Here’s what our fort, our little house of cards, looked like from the front (hee hee):
That’s Fenna, our stuffed bear, standing outside. She was a wonderful character, sort of like Miss Piggy and Rodney Dangerfield mixed together. She was hilarious and insecure, ambitious and always thwarted. She wanted to seem rich and glamorous, but she was constantly being undermined—by us, Kris and me, who played her dorky mothers (yes, for some reason Fenna had two mothers).
Here’s a rare look at the fort’s interior:
That’s Fenna again, sitting at her vanity table. Her bed, with the red chest at its foot, is behind her. Nearby you can see the couch (hand painted) and the dining room table, which is set with plates of mushroom stew. We built all the wooden furniture ourselves, using our rudimentary carpentry skills.

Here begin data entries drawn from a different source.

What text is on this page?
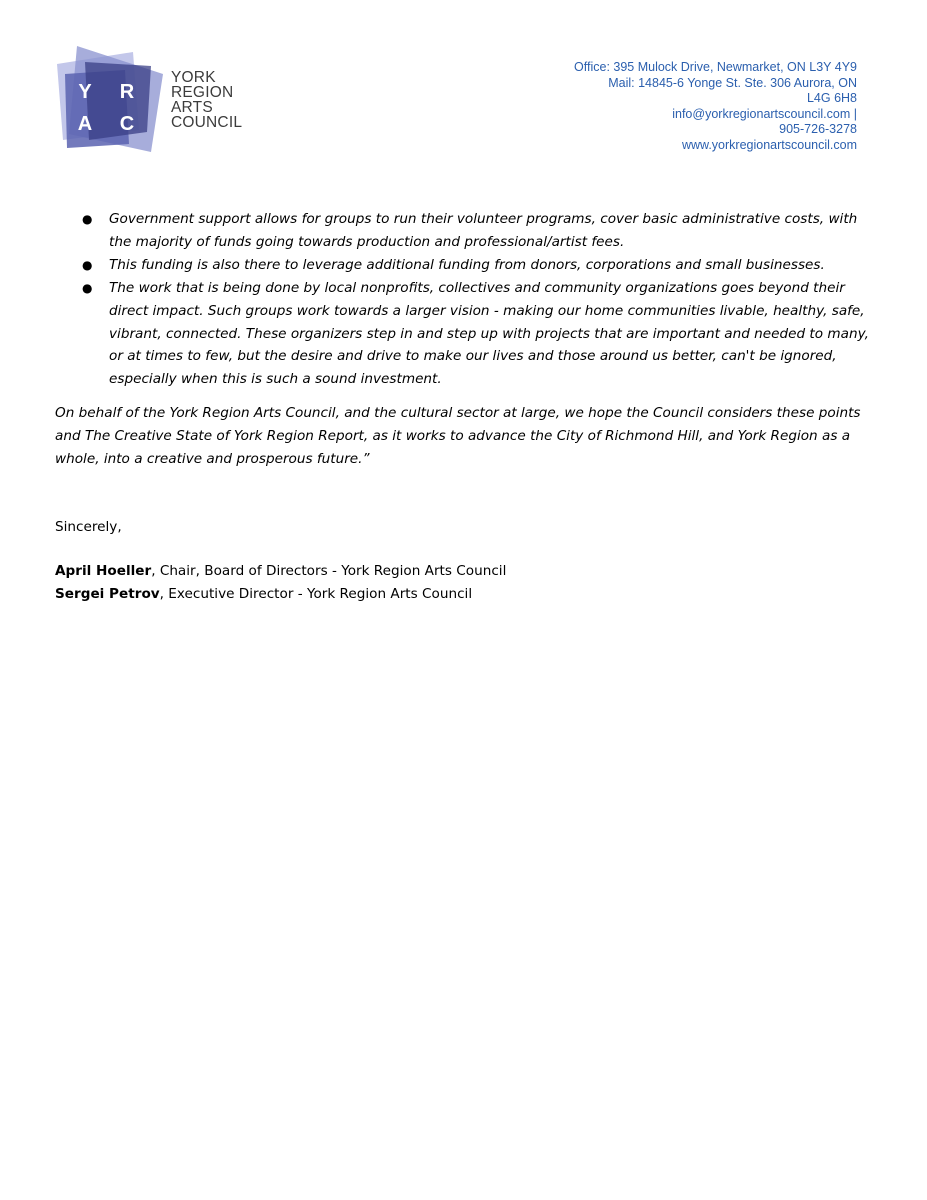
Y R
A C
YORK
REGION
ARTS
COUNCIL
Office: 395 Mulock Drive, Newmarket, ON L3Y 4Y9
Mail: 14845-6 Yonge St. Ste. 306 Aurora, ON
L4G 6H8
info@yorkregionartscouncil.com |
905-726-3278
www.yorkregionartscouncil.com
● Government support allows for groups to run their volunteer programs, cover basic administrative costs, with the majority of funds going towards production and professional/artist fees.
● This funding is also there to leverage additional funding from donors, corporations and small businesses.
● The work that is being done by local nonprofits, collectives and community organizations goes beyond their direct impact. Such groups work towards a larger vision - making our home communities livable, healthy, safe, vibrant, connected. These organizers step in and step up with projects that are important and needed to many, or at times to few, but the desire and drive to make our lives and those around us better, can't be ignored, especially when this is such a sound investment.
On behalf of the York Region Arts Council, and the cultural sector at large, we hope the Council considers these points and The Creative State of York Region Report, as it works to advance the City of Richmond Hill, and York Region as a whole, into a creative and prosperous future.”
Sincerely,
April Hoeller, Chair, Board of Directors - York Region Arts Council
Sergei Petrov, Executive Director - York Region Arts Council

Mintwood was surrounded by elaborate (and hilarious) gardens. There were beds outlined with logs . . . and some with oyster shells. We created a sort of living fence around the whole place with a long, curving line of plastic pots filled with impatiens. We lavished those impatiens with so much tender loving care. We were constantly watering them and pinching them back and giving them liquid fertilizer.
One of the main features of the gardens was a little pond that we created by sinking a plastic baby pool into the ground and filling it with water and goldfish. We tried to disguise the pond’s bright green plastic sides by draping Spanish moss over them, but as you can see it didn’t quite work:
The pond improved over time. We added more moss to the sides, and we decorated the edges with marble rocks purchased for a song at a place that sold gravestones. Tadpoles and snails appeared like magic, and for a long time a big bullfrog hid among the rocks. I can still remember the lovely plopping sound he made whenever he jumped into the water.